How Pyroscope Saved Us Weeks of Wasted Effort

A Lesson in Continuous Profiling

Saif Uddin Mahmud
The Klinify Blog
7 min readSep 16, 2021

--

The Problem

A client is POST-ing to a report-generation endpoint with a terribly large request body. The response takes more than 120s to compute. This triggers HTTP timeouts in various parts of our stack. The support team has found workarounds for now, but we need to fix this before it happens again next month. We look at the code, there’s no funky double-loop making it O(n**2). What do we do?

Photo by Ilona Frey on Unsplash

The Obvious Solution

If you’re a novice like me, “asynchronous processing” will immediately spring to mind:

  1. Record the request in your database in a requestDoc
  2. Send a message to a Broker/Queue
  3. Have a Consumer do the largeAndBulkyProcessing
  4. Have a Consumer update requestDoc with status: completed | failed
  5. Let the Frontend listen for requestDoc changes and update the UI accordingly.

Right? Wrong.

Firstly, there is a hidden, implicit assumption. We’re assuming that the report generation pathway has hit scalability limits; So we need to re-architect part of the system to work around the bottleneck. We took this at face value instead of finding out why we hit a bottleneck.

Secondly, we didn’t pause to inspect our thought process. Whenever my brain jumps to a conclusion, I find it useful to take a moment to introspect. This speed-breaker often points out the assumptions I’m making and the biases I have.

Disclaimer: Please don’t slow down when a snake jumps at you from behind a bush.

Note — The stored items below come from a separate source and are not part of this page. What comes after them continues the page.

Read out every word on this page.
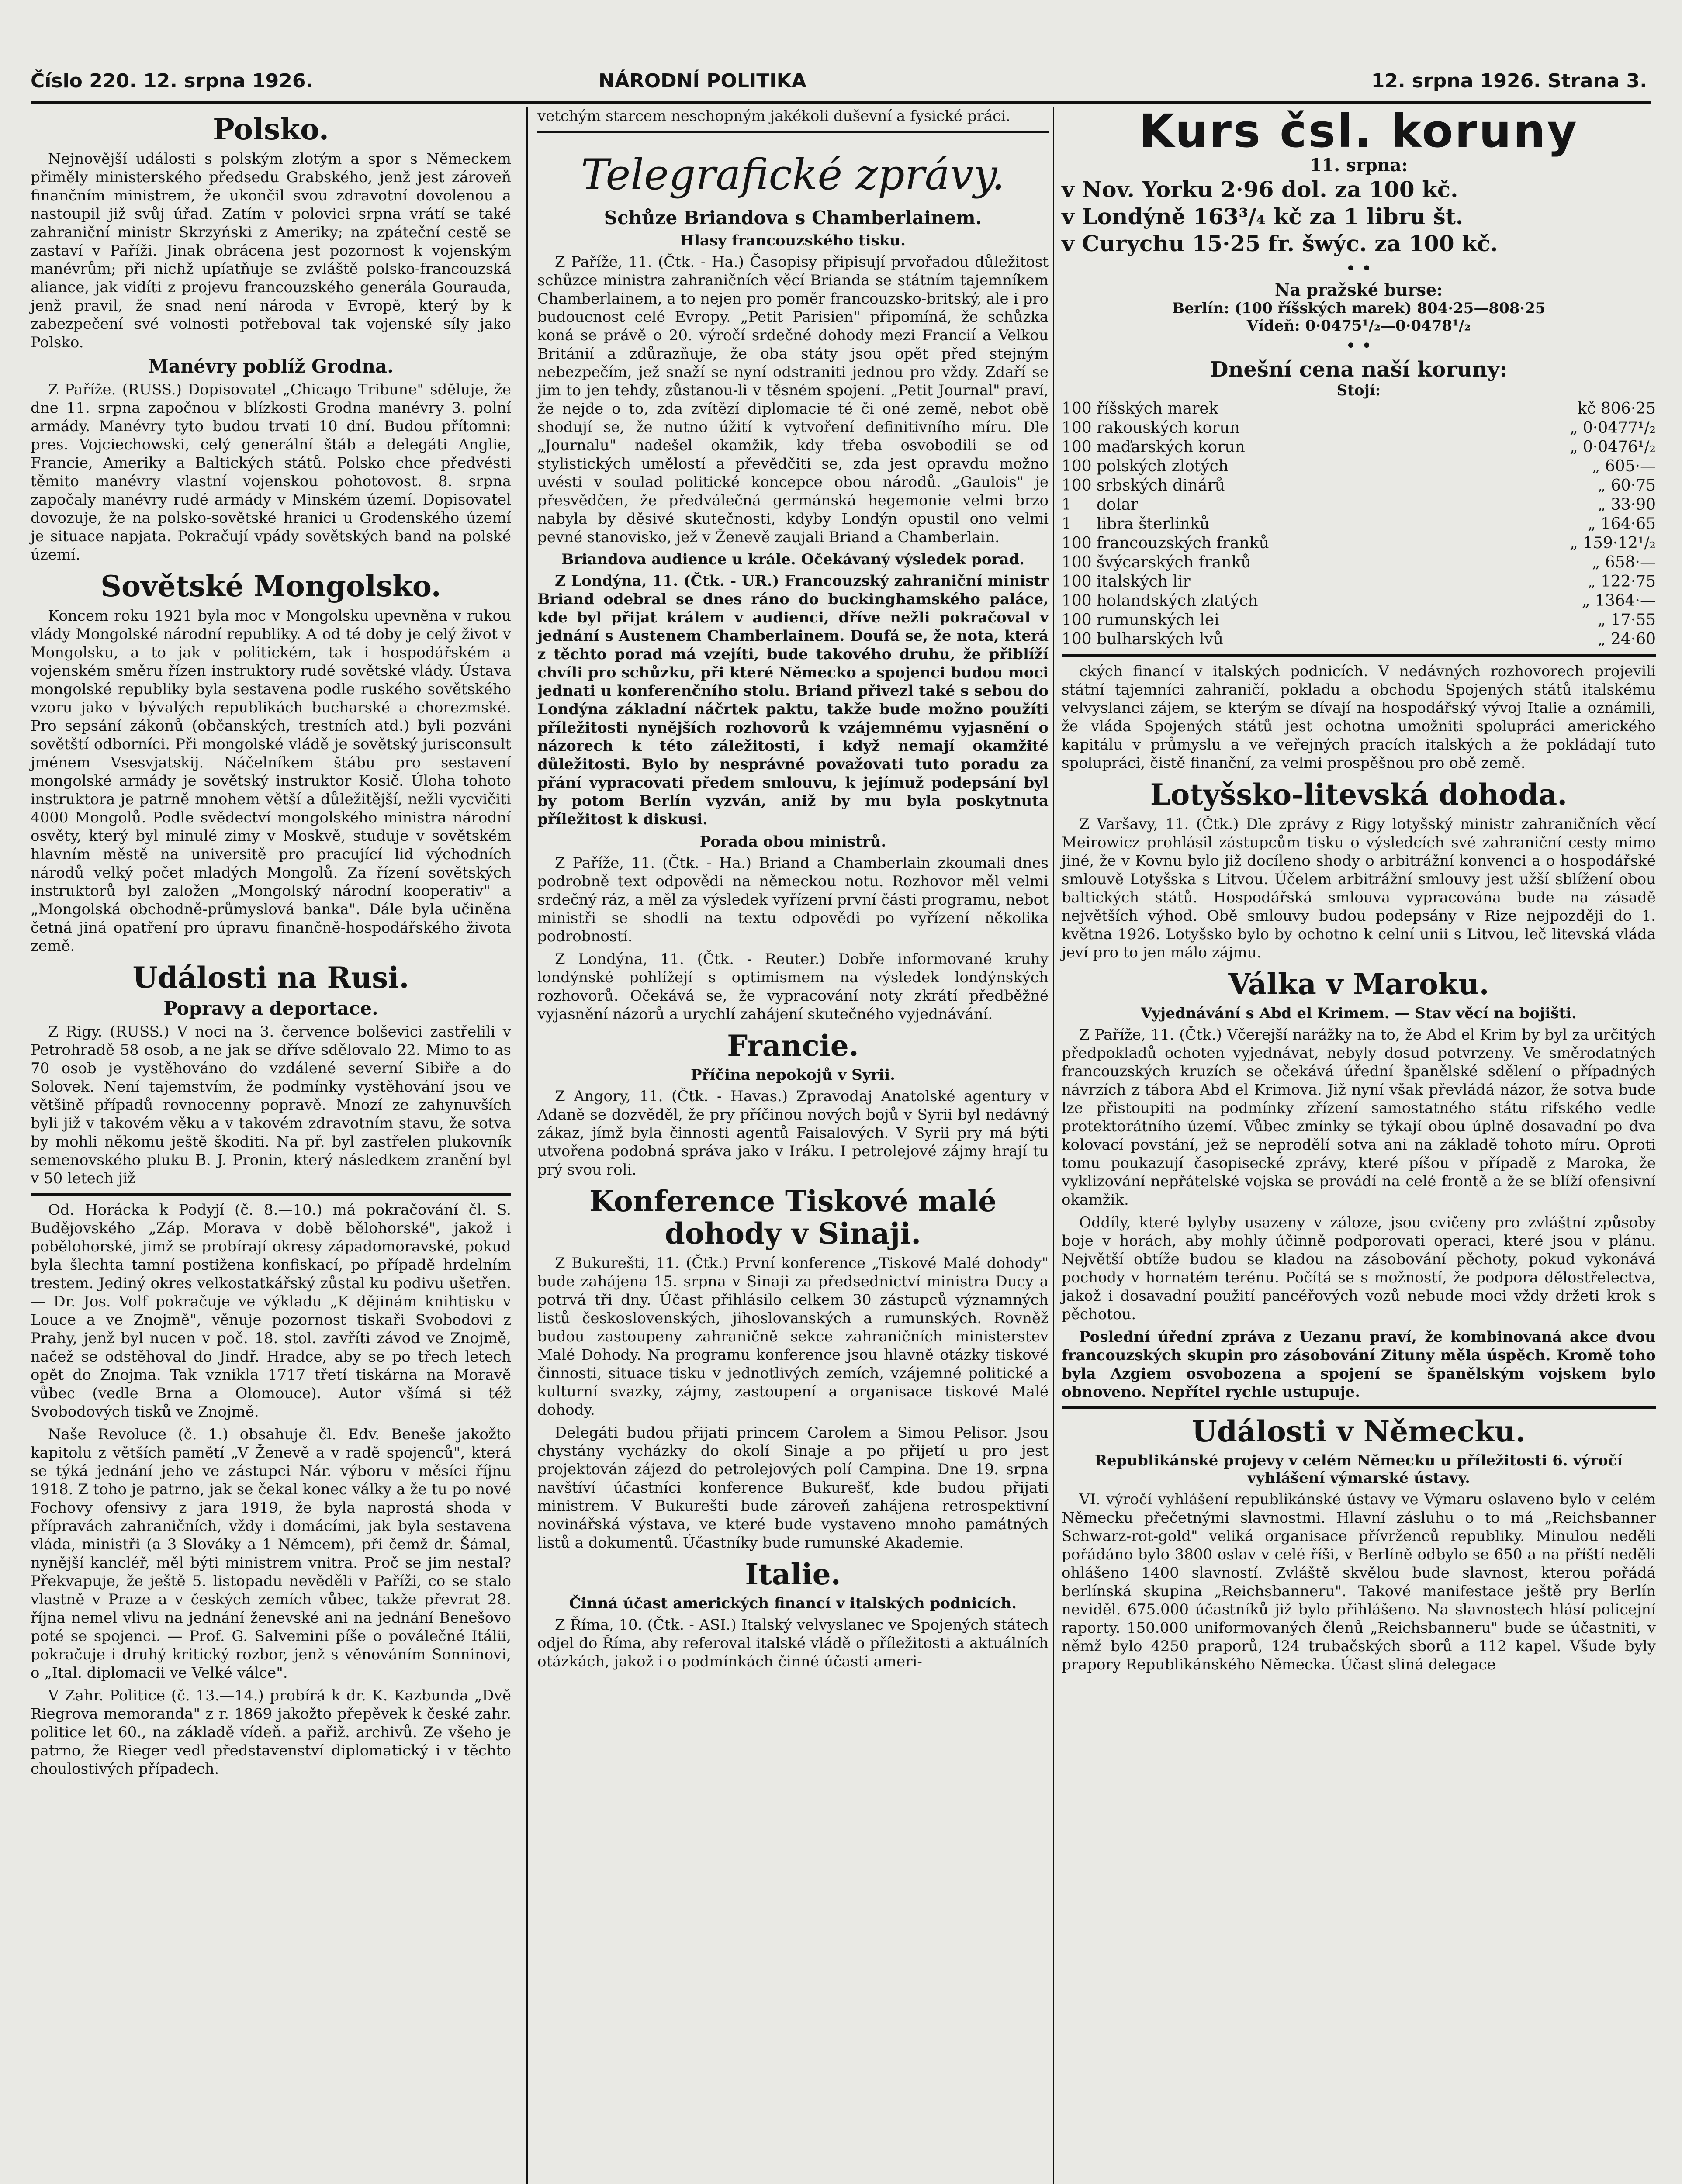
Číslo 220. 12. srpna 1926.	NÁRODNÍ POLITIKA	12. srpna 1926. Strana 3.
Polsko.

Nejnovější události s polským zlotým a spor s Německem přiměly ministerského předsedu Grabského, jenž jest zároveň finančním ministrem, že ukončil svou zdravotní dovolenou a nastoupil již svůj úřad. Zatím v polovici srpna vrátí se také zahraniční ministr Skrzyński z Ameriky; na zpáteční cestě se zastaví v Paříži. Jinak obrácena jest pozornost k vojenským manévrům; při nichž upíatňuje se zvláště polsko-francouzská aliance, jak vidíti z projevu francouzského generála Gourauda, jenž pravil, že snad není národa v Evropě, který by k zabezpečení své volnosti potřeboval tak vojenské síly jako Polsko.

Manévry poblíž Grodna.

Z Paříže. (RUSS.) Dopisovatel „Chicago Tribune" sděluje, že dne 11. srpna započnou v blízkosti Grodna manévry 3. polní armády. Manévry tyto budou trvati 10 dní. Budou přítomni: pres. Vojciechowski, celý generální štáb a delegáti Anglie, Francie, Ameriky a Baltických států. Polsko chce předvésti těmito manévry vlastní vojenskou pohotovost. 8. srpna započaly manévry rudé armády v Minském území. Dopisovatel dovozuje, že na polsko-sovětské hranici u Grodenského území je situace napjata. Pokračují vpády sovětských band na polské území.

Sovětské Mongolsko.

Koncem roku 1921 byla moc v Mongolsku upevněna v rukou vlády Mongolské národní republiky. A od té doby je celý život v Mongolsku, a to jak v politickém, tak i hospodářském a vojenském směru řízen instruktory rudé sovětské vlády. Ústava mongolské republiky byla sestavena podle ruského sovětského vzoru jako v bývalých republikách bucharské a chorezmské. Pro sepsání zákonů (občanských, trestních atd.) byli pozváni sovětští odborníci. Při mongolské vládě je sovětský jurisconsult jménem Vsesvjatskij. Náčelníkem štábu pro sestavení mongolské armády je sovětský instruktor Kosič. Úloha tohoto instruktora je patrně mnohem větší a důležitější, nežli vycvičiti 4000 Mongolů. Podle svědectví mongolského ministra národní osvěty, který byl minulé zimy v Moskvě, studuje v sovětském hlavním městě na universitě pro pracující lid východních národů velký počet mladých Mongolů. Za řízení sovětských instruktorů byl založen „Mongolský národní kooperativ" a „Mongolská obchodně-průmyslová banka". Dále byla učiněna četná jiná opatření pro úpravu finančně-hospodářského života země.

Události na Rusi.
Popravy a deportace.

Z Rigy. (RUSS.) V noci na 3. července bolševici zastřelili v Petrohradě 58 osob, a ne jak se dříve sdělovalo 22. Mimo to as 70 osob je vystěhováno do vzdálené severní Sibiře a do Solovek. Není tajemstvím, že podmínky vystěhování jsou ve většině případů rovnocenny popravě. Mnozí ze zahynuvších byli již v takovém věku a v takovém zdravotním stavu, že sotva by mohli někomu ještě škoditi. Na př. byl zastřelen plukovník semenovského pluku B. J. Pronin, který následkem zranění byl v 50 letech již

Od. Horácka k Podyjí (č. 8.—10.) má pokračování čl. S. Budějovského „Záp. Morava v době bělohorské", jakož i pobělohorské, jimž se probírají okresy západomoravské, pokud byla šlechta tamní postižena konfiskací, po případě hrdelním trestem. Jediný okres velkostatkářský zůstal ku podivu ušetřen. — Dr. Jos. Volf pokračuje ve výkladu „K dějinám knihtisku v Louce a ve Znojmě", věnuje pozornost tiskaři Svobodovi z Prahy, jenž byl nucen v poč. 18. stol. zavříti závod ve Znojmě, načež se odstěhoval do Jindř. Hradce, aby se po třech letech opět do Znojma. Tak vznikla 1717 třetí tiskárna na Moravě vůbec (vedle Brna a Olomouce). Autor všímá si též Svobodových tisků ve Znojmě.

Naše Revoluce (č. 1.) obsahuje čl. Edv. Beneše jakožto kapitolu z větších pamětí „V Ženevě a v radě spojenců", která se týká jednání jeho ve zástupci Nár. výboru v měsíci říjnu 1918. Z toho je patrno, jak se čekal konec války a že tu po nové Fochovy ofensivy z jara 1919, že byla naprostá shoda v přípravách zahraničních, vždy i domácími, jak byla sestavena vláda, ministři (a 3 Slováky a 1 Němcem), při čemž dr. Šámal, nynější kancléř, měl býti ministrem vnitra. Proč se jim nestal? Překvapuje, že ještě 5. listopadu nevěděli v Paříži, co se stalo vlastně v Praze a v českých zemích vůbec, takže převrat 28. října nemel vlivu na jednání ženevské ani na jednání Benešovo poté se spojenci. — Prof. G. Salvemini píše o poválečné Itálii, pokračuje i druhý kritický rozbor, jenž s věnováním Sonninovi, o „Ital. diplomacii ve Velké válce".

V Zahr. Politice (č. 13.—14.) probírá k dr. K. Kazbunda „Dvě Riegrova memoranda" z r. 1869 jakožto přepěvek k české zahr. politice let 60., na základě vídeň. a pařiž. archivů. Ze všeho je patrno, že Rieger vedl představenství diplomatický i v těchto choulostivých případech.

vetchým starcem neschopným jakékoli duševní a fysické práci.

Telegrafické zprávy.
Schůze Briandova s Chamberlainem.
Hlasy francouzského tisku.

Z Paříže, 11. (Čtk. - Ha.) Časopisy připisují prvořadou důležitost schůzce ministra zahraničních věcí Brianda se státním tajemníkem Chamberlainem, a to nejen pro poměr francouzsko-britský, ale i pro budoucnost celé Evropy. „Petit Parisien" připomíná, že schůzka koná se právě o 20. výročí srdečné dohody mezi Francií a Velkou Británií a zdůrazňuje, že oba státy jsou opět před stejným nebezpečím, jež snaží se nyní odstraniti jednou pro vždy. Zdaří se jim to jen tehdy, zůstanou-li v těsném spojení. „Petit Journal" praví, že nejde o to, zda zvítězí diplomacie té či oné země, nebot obě shodují se, že nutno úžití k vytvoření definitivního míru. Dle „Journalu" nadešel okamžik, kdy třeba osvobodili se od stylistických umělostí a převědčiti se, zda jest opravdu možno uvésti v soulad politické koncepce obou národů. „Gaulois" je přesvědčen, že předválečná germánská hegemonie velmi brzo nabyla by děsivé skutečnosti, kdyby Londýn opustil ono velmi pevné stanovisko, jež v Ženevě zaujali Briand a Chamberlain.

Briandova audience u krále. Očekávaný výsledek porad.

Z Londýna, 11. (Čtk. - UR.) Francouzský zahraniční ministr Briand odebral se dnes ráno do buckinghamského paláce, kde byl přijat králem v audienci, dříve nežli pokračoval v jednání s Austenem Chamberlainem. Doufá se, že nota, která z těchto porad má vzejíti, bude takového druhu, že přiblíží chvíli pro schůzku, při které Německo a spojenci budou moci jednati u konferenčního stolu. Briand přivezl také s sebou do Londýna základní náčrtek paktu, takže bude možno použíti příležitosti nynějších rozhovorů k vzájemnému vyjasnění o názorech k této záležitosti, i když nemají okamžité důležitosti. Bylo by nesprávné považovati tuto poradu za přání vypracovati předem smlouvu, k jejímuž podepsání byl by potom Berlín vyzván, aniž by mu byla poskytnuta příležitost k diskusi.

Porada obou ministrů.

Z Paříže, 11. (Čtk. - Ha.) Briand a Chamberlain zkoumali dnes podrobně text odpovědi na německou notu. Rozhovor měl velmi srdečný ráz, a měl za výsledek vyřízení první části programu, nebot ministři se shodli na textu odpovědi po vyřízení několika podrobností.

Z Londýna, 11. (Čtk. - Reuter.) Dobře informované kruhy londýnské pohlížejí s optimismem na výsledek londýnských rozhovorů. Očekává se, že vypracování noty zkrátí předběžné vyjasnění názorů a urychlí zahájení skutečného vyjednávání.

Francie.
Příčina nepokojů v Syrii.

Z Angory, 11. (Čtk. - Havas.) Zpravodaj Anatolské agentury v Adaně se dozvěděl, že pry příčinou nových bojů v Syrii byl nedávný zákaz, jímž byla činnosti agentů Faisalových. V Syrii pry má býti utvořena podobná správa jako v Iráku. I petrolejové zájmy hrají tu prý svou roli.

Konference Tiskové malé dohody v Sinaji.

Z Bukurešti, 11. (Čtk.) První konference „Tiskové Malé dohody" bude zahájena 15. srpna v Sinaji za předsednictví ministra Ducy a potrvá tři dny. Účast přihlásilo celkem 30 zástupců významných listů československých, jihoslovanských a rumunských. Rovněž budou zastoupeny zahraničně sekce zahraničních ministerstev Malé Dohody. Na programu konference jsou hlavně otázky tiskové činnosti, situace tisku v jednotlivých zemích, vzájemné politické a kulturní svazky, zájmy, zastoupení a organisace tiskové Malé dohody.

Delegáti budou přijati princem Carolem a Simou Pelisor. Jsou chystány vycházky do okolí Sinaje a po přijetí u pro jest projektován zájezd do petrolejových polí Campina. Dne 19. srpna navštíví účastníci konference Bukurešť, kde budou přijati ministrem. V Bukurešti bude zároveň zahájena retrospektivní novinářská výstava, ve které bude vystaveno mnoho památných listů a dokumentů. Účastníky bude rumunské Akademie.

Italie.
Činná účast amerických financí v italských podnicích.

Z Říma, 10. (Čtk. - ASI.) Italský velvyslanec ve Spojených státech odjel do Říma, aby referoval italské vládě o příležitosti a aktuálních otázkách, jakož i o podmínkách činné účasti ameri-

Kurs čsl. koruny
11. srpna:
v Nov. Yorku 2·96 dol. za 100 kč.
v Londýně 163³/₄ kč za 1 libru št.
v Curychu 15·25 fr. šwýc. za 100 kč.
• •
Na pražské burse:
Berlín: (100 říšských marek) 804·25—808·25
Vídeň: 0·0475¹/₂—0·0478¹/₂
• •
Dnešní cena naší koruny:
Stojí:
100	říšských marek	kč 806·25
100	rakouských korun	„ 0·0477¹/₂
100	maďarských korun	„ 0·0476¹/₂
100	polských zlotých	„ 605·—
100	srbských dinárů	„ 60·75
1	dolar	„ 33·90
1	libra šterlinků	„ 164·65
100	francouzských franků	„ 159·12¹/₂
100	švýcarských franků	„ 658·—
100	italských lir	„ 122·75
100	holandských zlatých	„ 1364·—
100	rumunských lei	„ 17·55
100	bulharských lvů	„ 24·60

ckých financí v italských podnicích. V nedávných rozhovorech projevili státní tajemníci zahraničí, pokladu a obchodu Spojených států italskému velvyslanci zájem, se kterým se dívají na hospodářský vývoj Italie a oznámili, že vláda Spojených států jest ochotna umožniti spolupráci amerického kapitálu v průmyslu a ve veřejných pracích italských a že pokládají tuto spolupráci, čistě finanční, za velmi prospěšnou pro obě země.

Lotyšsko-litevská dohoda.

Z Varšavy, 11. (Čtk.) Dle zprávy z Rigy lotyšský ministr zahraničních věcí Meirowicz prohlásil zástupcům tisku o výsledcích své zahraniční cesty mimo jiné, že v Kovnu bylo již docíleno shody o arbitrážní konvenci a o hospodářské smlouvě Lotyšska s Litvou. Účelem arbitrážní smlouvy jest užší sblížení obou baltických států. Hospodářská smlouva vypracována bude na zásadě největších výhod. Obě smlouvy budou podepsány v Rize nejpozději do 1. května 1926. Lotyšsko bylo by ochotno k celní unii s Litvou, leč litevská vláda jeví pro to jen málo zájmu.

Válka v Maroku.
Vyjednávání s Abd el Krimem. — Stav věcí na bojišti.

Z Paříže, 11. (Čtk.) Včerejší narážky na to, že Abd el Krim by byl za určitých předpokladů ochoten vyjednávat, nebyly dosud potvrzeny. Ve směrodatných francouzských kruzích se očekává úřední španělské sdělení o případných návrzích z tábora Abd el Krimova. Již nyní však převládá názor, že sotva bude lze přistoupiti na podmínky zřízení samostatného státu rifského vedle protektorátního území. Vůbec zmínky se týkají obou úplně dosavadní po dva kolovací povstání, jež se neprodělí sotva ani na základě tohoto míru. Oproti tomu poukazují časopisecké zprávy, které píšou v případě z Maroka, že vyklizování nepřátelské vojska se provádí na celé frontě a že se blíží ofensivní okamžik.

Oddíly, které bylyby usazeny v záloze, jsou cvičeny pro zvláštní způsoby boje v horách, aby mohly účinně podporovati operaci, které jsou v plánu. Největší obtíže budou se kladou na zásobování pěchoty, pokud vykonává pochody v hornatém terénu. Počítá se s možností, že podpora dělostřelectva, jakož i dosavadní použití pancéřových vozů nebude moci vždy držeti krok s pěchotou.

Poslední úřední zpráva z Uezanu praví, že kombinovaná akce dvou francouzských skupin pro zásobování Zituny měla úspěch. Kromě toho byla Azgiem osvobozena a spojení se španělským vojskem bylo obnoveno. Nepřítel rychle ustupuje.

Události v Německu.
Republikánské projevy v celém Německu u příležitosti 6. výročí vyhlášení výmarské ústavy.

VI. výročí vyhlášení republikánské ústavy ve Výmaru oslaveno bylo v celém Německu přečetnými slavnostmi. Hlavní zásluhu o to má „Reichsbanner Schwarz-rot-gold" veliká organisace přívrženců republiky. Minulou neděli pořádáno bylo 3800 oslav v celé říši, v Berlíně odbylo se 650 a na příští neděli ohlášeno 1400 slavností. Zvláště skvělou bude slavnost, kterou pořádá berlínská skupina „Reichsbanneru". Takové manifestace ještě pry Berlín neviděl. 675.000 účastníků již bylo přihlášeno. Na slavnostech hlásí policejní raporty. 150.000 uniformovaných členů „Reichsbanneru" bude se účastniti, v němž bylo 4250 praporů, 124 trubačských sborů a 112 kapel. Všude byly prapory Republikánského Německa. Účast sliná delegace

I made these costly mistakes for my third project at Klinify. Excitement got the better of me. A time-sensitive project to test new skills under pressure and make architectural changes? Sign me up!

I wrote a technical spec, consulted fellow engineers about icky edge cases common in distributed systems, modified the code base for an MVP, and deployed the services on the test cluster. 2 weeks of hard work later, I had a gradual rollout plan ready for v1 and a v2 already in the pipeline. Time to enjoy the weekend.

Curiosity Saves The Day

Over Saturday morning coffee, I stumbled onto a Medium article about profiling python code. (I know, very meta!) I had used cProfile to optimize a Pandas Data Cruncher during my Thales stint. But I’d never used a profiler on a Flask+uwsgi web app. Cue curiosity.

Turns out that it was easy, barely an inconvenience. Just wrap your Flask Application using ProfilerMiddleware and you'll have a trace file per request:

from werkzeug.middleware.profiler 
import ProfilerMiddleware
app = ProfilerMiddleware(app)

I decided to take it out for a spin and see exactly where that pesky report generation code was being so inefficient. To my surprise (and dismay), it was spending 110s in lots of time.sleep() calls. WHAT??!!

I needed to find out what the hell was going on. So I installed snakeviz, kubectl cp out the traces and started digging around the interactive icicles and sunbursts. It looked like time.sleep() was being called while sending updates to our database.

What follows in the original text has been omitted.